Dimer Dalna Recipe or Egg Curry Recipe – the Bengali Way, How to make Bengali Egg curry

2012-11-28
  • Prep Time : 10m
  • Cook Time : 12m
  • Ready In : 25m

The closest an eggetarian can get to tasting chicken curry! This is also a very good recipe for the not so confident cook. There is no way that you can mess this up… deliciousness is guaranteed.

This curry is flavoured mostly by ginger.

Ingredients

  • Eggs- 4 boiled
  • Potatoes- 2 boiled
  • Onion- chopped 1 cup
  • Tomatoes chopped- 1/2 cup
  • Ginger grated- 2 tsp
  • Cinnamon- 2 sticks of 1 inch each
  • Cloves- 2
  • Cardamom- 2-3
  • Bay leaves- 2-3
  • Turmeric powder- 1/2 tsp
  • Chilli powder- 1 tsp
  • Salt- to taste
  • Coriander powder- 1tsp
  • Sugar- 1 tsp
  • Water boiling- 3/4 cup
  • Coriander finely chopped- 2 tsp

Method

Peel the eggs and prick them with a knife.

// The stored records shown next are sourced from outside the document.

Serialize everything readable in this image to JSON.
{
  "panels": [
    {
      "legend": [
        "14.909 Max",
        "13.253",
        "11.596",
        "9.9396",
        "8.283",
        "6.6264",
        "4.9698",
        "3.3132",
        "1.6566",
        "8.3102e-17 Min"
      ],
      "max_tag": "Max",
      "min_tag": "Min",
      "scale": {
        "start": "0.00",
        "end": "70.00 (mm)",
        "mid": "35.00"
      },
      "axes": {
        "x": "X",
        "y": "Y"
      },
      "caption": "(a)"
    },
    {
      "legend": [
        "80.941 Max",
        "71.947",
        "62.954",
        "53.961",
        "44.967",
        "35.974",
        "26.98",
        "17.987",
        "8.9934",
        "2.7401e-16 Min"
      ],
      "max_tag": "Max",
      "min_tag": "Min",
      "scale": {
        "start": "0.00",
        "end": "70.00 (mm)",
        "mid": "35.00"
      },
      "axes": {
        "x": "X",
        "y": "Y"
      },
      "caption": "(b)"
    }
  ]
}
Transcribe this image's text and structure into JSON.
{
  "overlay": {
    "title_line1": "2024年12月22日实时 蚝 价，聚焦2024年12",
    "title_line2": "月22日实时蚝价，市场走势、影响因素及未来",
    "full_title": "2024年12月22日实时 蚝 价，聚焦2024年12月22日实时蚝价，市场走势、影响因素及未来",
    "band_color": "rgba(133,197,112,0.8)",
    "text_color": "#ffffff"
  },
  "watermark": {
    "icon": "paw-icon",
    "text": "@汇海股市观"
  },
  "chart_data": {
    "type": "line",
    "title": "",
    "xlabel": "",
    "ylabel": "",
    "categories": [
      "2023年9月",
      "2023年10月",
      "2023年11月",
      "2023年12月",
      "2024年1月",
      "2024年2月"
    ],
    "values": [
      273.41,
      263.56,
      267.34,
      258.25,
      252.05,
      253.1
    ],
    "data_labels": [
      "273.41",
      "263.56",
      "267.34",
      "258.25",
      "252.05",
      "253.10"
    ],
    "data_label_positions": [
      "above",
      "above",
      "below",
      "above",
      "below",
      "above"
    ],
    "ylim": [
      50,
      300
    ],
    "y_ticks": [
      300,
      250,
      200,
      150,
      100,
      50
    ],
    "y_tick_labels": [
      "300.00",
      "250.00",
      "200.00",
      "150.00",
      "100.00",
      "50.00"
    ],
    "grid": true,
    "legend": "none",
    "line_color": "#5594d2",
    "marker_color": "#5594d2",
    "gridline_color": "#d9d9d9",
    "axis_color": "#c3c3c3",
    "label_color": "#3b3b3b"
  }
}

Peel and halve the potatoes.

In a wok, heat some oil. When hot, add the whole spices. Fry for 1 minute.

Add the onions and fry on medium heat for 2-3 minutes. When soft, add the turmeric and chilli powders. Fry for 1 minute.

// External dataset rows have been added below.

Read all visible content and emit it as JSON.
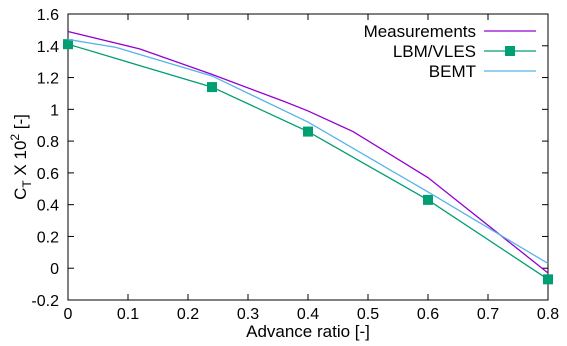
{
  "chart_data": {
    "type": "line",
    "xlabel": "Advance ratio [-]",
    "ylabel": {
      "base": "C",
      "sub": "T",
      "mid": " X 10",
      "sup": "2",
      "tail": " [-]"
    },
    "xlim": [
      0,
      0.8
    ],
    "ylim": [
      -0.2,
      1.6
    ],
    "xticks": [
      "0",
      "0.1",
      "0.2",
      "0.3",
      "0.4",
      "0.5",
      "0.6",
      "0.7",
      "0.8"
    ],
    "yticks": [
      "-0.2",
      "0",
      "0.2",
      "0.4",
      "0.6",
      "0.8",
      "1",
      "1.2",
      "1.4",
      "1.6"
    ],
    "grid": false,
    "legend_position": "top-right",
    "series": [
      {
        "name": "Measurements",
        "color": "#9400D3",
        "marker": "none",
        "x": [
          0,
          0.12,
          0.24,
          0.36,
          0.4,
          0.475,
          0.6,
          0.8
        ],
        "y": [
          1.49,
          1.38,
          1.22,
          1.05,
          0.99,
          0.86,
          0.57,
          -0.03
        ]
      },
      {
        "name": "LBM/VLES",
        "color": "#009E73",
        "marker": "square",
        "x": [
          0,
          0.24,
          0.4,
          0.6,
          0.8
        ],
        "y": [
          1.41,
          1.14,
          0.86,
          0.43,
          -0.07
        ]
      },
      {
        "name": "BEMT",
        "color": "#56B4E9",
        "marker": "none",
        "x": [
          0,
          0.08,
          0.24,
          0.4,
          0.6,
          0.8
        ],
        "y": [
          1.44,
          1.39,
          1.21,
          0.92,
          0.48,
          0.03
        ]
      }
    ]
  }
}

Now add the tomatoes. Mix well. Add the salt and sugar. Cover and cook. The salt draws out water fro the vegetables and together with the sugar makes it into a nice mushy mixture.

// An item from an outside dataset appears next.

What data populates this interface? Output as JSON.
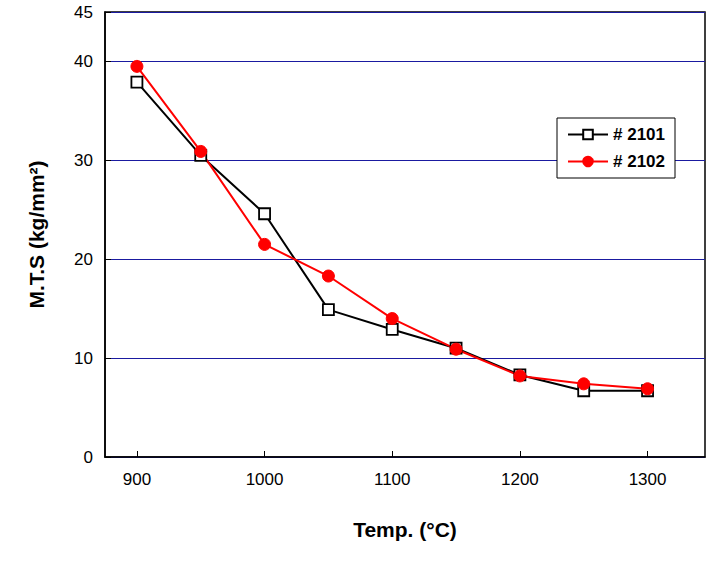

Meanwhile, in another pan, add 2 tsp of oil and fry the eggs and potatoes till the eggs are a lovely light golden and the potatoes are lightly fried.

When the tomato mixture has cooked, add 3/4 cup of boiling water. Bring the mixture to the boil , and to this pot of boiling deliciousness, add the eggs and potatoes.

Now add in the grated ginger. I can assure you the taste of grated ginger is really really good.

Let it boil for 5-7 minutes.

Garnish with coriander and serve with rice or rotis.